Frontier Scientists (frontierscientists.com) highlights video clips to aid in sharing first-person accounts from a variety of specialists studying the North. Supportive materials like reports, Twitter feeds and blogs also help tell the stories of research within categories including grizzlies, petroglyphs, paleo-Eskimos, Cook Inlet volcanoes, Alutiiq weavers and climate change.
The project’s leader is Greg Newby, chief scientist of the Arctic Region Supercomputing Center at the University of Alaska Fairbanks. He said the site was developed as a way to connect easily to those who are interested or have a stake in the research.
“The basic takeaway ... is telling the general public, visitors, teachers, policy-makers, about Alaska-focused science that’s going on,” he said.
The scientists remain the focus and authority of the project. Visitors can ask questions and follow what they’re doing. Support from the National Park Service allows them to show their work in their specific locations.

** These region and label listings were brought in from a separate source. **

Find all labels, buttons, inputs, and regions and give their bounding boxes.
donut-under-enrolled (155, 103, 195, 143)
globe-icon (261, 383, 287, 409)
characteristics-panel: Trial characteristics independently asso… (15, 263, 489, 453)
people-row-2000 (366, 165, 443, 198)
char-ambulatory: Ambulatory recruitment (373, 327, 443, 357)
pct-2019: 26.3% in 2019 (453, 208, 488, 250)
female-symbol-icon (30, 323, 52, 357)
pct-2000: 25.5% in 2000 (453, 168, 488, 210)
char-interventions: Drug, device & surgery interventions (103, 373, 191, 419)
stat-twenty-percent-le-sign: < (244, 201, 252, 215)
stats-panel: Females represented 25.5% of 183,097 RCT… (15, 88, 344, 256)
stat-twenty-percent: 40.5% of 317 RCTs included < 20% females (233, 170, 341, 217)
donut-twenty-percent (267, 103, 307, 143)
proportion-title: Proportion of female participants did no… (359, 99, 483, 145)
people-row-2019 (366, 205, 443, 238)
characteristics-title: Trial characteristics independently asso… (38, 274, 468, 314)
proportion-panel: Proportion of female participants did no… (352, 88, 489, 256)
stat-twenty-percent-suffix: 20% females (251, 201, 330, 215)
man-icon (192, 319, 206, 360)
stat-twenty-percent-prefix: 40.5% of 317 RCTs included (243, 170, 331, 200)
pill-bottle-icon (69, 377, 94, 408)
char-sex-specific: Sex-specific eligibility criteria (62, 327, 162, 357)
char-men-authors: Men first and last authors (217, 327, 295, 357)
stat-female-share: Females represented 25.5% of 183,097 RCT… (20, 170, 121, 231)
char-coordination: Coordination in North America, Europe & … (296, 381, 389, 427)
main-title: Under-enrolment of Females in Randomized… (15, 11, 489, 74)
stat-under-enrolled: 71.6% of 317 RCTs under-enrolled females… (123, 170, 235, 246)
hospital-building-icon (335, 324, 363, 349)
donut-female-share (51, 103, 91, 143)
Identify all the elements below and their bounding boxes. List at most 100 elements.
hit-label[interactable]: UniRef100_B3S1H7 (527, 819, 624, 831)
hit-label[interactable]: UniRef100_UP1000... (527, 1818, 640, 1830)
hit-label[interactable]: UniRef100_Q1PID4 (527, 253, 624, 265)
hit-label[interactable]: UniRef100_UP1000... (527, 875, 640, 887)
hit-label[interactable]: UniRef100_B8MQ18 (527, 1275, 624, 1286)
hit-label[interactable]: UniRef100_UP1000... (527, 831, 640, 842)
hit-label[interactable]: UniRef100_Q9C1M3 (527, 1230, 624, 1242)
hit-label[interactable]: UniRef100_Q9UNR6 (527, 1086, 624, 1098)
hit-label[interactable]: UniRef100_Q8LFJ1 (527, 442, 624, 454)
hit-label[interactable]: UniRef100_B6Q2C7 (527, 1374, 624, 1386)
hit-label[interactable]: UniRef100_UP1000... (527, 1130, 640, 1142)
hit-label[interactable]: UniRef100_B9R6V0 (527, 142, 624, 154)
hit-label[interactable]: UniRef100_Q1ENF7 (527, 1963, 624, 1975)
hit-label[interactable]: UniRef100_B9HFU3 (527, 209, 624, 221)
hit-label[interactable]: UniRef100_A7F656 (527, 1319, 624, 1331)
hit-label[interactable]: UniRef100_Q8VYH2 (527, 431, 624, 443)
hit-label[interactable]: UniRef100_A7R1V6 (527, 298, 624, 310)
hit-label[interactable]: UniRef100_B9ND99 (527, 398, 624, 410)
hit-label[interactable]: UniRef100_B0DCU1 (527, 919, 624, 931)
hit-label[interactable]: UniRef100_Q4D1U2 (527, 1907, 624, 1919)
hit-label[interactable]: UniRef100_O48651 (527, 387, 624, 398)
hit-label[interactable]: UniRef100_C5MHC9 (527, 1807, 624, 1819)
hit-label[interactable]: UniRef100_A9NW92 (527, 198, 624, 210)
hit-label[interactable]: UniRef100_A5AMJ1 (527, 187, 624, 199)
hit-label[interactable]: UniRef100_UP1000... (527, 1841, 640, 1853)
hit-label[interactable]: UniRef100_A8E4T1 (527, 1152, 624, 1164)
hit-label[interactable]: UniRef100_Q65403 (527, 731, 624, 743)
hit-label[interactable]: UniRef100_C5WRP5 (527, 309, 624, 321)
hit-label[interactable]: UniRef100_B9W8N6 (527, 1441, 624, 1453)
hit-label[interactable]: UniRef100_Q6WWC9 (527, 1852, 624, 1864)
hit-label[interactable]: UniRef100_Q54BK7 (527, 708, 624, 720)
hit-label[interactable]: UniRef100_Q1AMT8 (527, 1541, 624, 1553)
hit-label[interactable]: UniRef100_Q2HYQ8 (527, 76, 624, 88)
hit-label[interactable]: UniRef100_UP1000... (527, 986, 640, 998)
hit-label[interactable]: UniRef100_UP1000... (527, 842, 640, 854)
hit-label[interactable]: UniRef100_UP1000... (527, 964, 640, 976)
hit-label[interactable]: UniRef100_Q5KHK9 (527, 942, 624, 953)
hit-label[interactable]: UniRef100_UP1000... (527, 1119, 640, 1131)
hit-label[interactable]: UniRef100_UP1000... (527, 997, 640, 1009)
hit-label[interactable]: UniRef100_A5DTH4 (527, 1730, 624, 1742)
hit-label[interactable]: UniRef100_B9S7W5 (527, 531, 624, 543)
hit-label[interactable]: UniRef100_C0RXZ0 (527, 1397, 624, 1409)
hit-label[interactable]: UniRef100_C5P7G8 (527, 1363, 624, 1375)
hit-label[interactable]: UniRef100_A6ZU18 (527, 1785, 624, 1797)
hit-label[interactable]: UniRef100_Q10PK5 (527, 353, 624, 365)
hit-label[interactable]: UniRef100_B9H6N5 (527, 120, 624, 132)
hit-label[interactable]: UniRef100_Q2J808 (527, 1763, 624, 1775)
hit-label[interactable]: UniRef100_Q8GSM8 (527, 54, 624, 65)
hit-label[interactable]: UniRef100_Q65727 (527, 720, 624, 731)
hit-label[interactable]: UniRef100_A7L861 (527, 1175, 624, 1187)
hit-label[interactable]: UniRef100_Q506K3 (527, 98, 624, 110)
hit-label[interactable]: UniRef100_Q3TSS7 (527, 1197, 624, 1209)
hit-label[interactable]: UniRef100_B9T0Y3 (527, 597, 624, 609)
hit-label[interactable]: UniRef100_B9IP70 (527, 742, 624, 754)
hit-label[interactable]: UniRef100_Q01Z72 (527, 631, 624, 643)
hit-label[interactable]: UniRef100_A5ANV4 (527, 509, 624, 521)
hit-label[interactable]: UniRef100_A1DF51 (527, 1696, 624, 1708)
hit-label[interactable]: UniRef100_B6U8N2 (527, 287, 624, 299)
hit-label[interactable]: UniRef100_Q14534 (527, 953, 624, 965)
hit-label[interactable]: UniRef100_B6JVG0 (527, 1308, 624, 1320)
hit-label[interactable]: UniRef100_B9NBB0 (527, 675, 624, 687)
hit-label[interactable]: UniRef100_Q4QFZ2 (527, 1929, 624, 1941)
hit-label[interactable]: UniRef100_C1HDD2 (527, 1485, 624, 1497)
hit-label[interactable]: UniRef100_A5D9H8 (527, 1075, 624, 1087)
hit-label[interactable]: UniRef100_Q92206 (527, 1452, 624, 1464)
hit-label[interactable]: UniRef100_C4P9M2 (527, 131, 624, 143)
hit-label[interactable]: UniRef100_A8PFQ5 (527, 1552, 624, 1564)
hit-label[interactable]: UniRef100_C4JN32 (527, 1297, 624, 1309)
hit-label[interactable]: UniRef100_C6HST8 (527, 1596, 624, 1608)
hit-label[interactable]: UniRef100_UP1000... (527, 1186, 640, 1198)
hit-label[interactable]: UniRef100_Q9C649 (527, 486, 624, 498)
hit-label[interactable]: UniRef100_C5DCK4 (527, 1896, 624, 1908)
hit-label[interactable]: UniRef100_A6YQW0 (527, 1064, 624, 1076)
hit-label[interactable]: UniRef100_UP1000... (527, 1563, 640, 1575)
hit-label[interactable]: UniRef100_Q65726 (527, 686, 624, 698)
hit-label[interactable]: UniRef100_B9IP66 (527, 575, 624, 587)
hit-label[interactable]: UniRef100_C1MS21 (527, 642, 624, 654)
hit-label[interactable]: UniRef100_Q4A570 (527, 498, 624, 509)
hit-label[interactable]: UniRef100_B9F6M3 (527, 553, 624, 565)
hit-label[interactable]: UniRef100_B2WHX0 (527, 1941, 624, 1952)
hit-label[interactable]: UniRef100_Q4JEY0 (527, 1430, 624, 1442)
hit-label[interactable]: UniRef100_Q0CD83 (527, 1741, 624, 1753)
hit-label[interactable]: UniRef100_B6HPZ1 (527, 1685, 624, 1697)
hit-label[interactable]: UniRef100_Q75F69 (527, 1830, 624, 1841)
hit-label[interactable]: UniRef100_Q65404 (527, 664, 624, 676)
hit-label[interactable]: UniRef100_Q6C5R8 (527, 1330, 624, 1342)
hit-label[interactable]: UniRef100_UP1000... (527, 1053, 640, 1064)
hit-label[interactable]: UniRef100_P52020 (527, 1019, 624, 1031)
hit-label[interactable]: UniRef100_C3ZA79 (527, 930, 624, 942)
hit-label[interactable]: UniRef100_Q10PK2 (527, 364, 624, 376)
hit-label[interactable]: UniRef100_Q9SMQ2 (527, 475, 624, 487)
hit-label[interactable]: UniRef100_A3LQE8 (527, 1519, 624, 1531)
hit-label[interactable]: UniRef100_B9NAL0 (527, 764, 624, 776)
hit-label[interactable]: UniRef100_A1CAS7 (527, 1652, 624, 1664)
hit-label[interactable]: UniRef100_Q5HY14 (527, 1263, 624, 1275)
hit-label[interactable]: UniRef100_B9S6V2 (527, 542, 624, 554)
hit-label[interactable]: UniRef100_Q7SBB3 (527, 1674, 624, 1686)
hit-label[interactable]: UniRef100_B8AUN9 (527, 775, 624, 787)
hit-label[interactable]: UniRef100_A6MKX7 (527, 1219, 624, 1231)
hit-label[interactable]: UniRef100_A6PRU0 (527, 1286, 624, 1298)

Videos of those goings-on are already developing online with additional broadcasts on 360 North, according to the project’s director, Elizabeth O’Connell. A videographer in Bend, Ore., she creates videos for the site and has extensive field experience in Alaska.
“As a videographer, I thought it would be a good thing to have shorter media for tourists and for people today in general who have a shorter amount of time to absorb,” she said. “In the interest of people who come here in science research, it has more in-depth bits of information too.”
She said to help ensure the scientific accuracy, the scientists working on the projects have editorial control and proof the scripts for the videos.
She said there are already completed videos of the petroglyphs and paleo-Eskimos. She is finishing videos for the volcanoes and Alutiiq baskets.
She said the next work will be done with the grizzlies in Denali and climate change research around Fairbanks.
O’Connell noted there are some projects in Southeast Alaska they are interested in possibly adding, like work from a bear biologist in Glacier Bay and research videos from Icy Bay.
Newby said this website is a one-year experimental draft funded by the National Science Foundation.
“Proof of concept is the whole purpose here,” he said.
He explained if the site is successful, it may be developed more after a year.
“In the long run, this is part of place-based education, which is where there’s a science story and people get that story when they’re in that place,” he said. “They can research that place while they’re there.”
There are still developments ahead while it’s under the current year-long exploratory grant. Newby is working on developing Frontier Scientists for smartphones and mobile devices.
Newby and O’Connell say they are looking for more Alaska scientists to expand the categories’ coverage.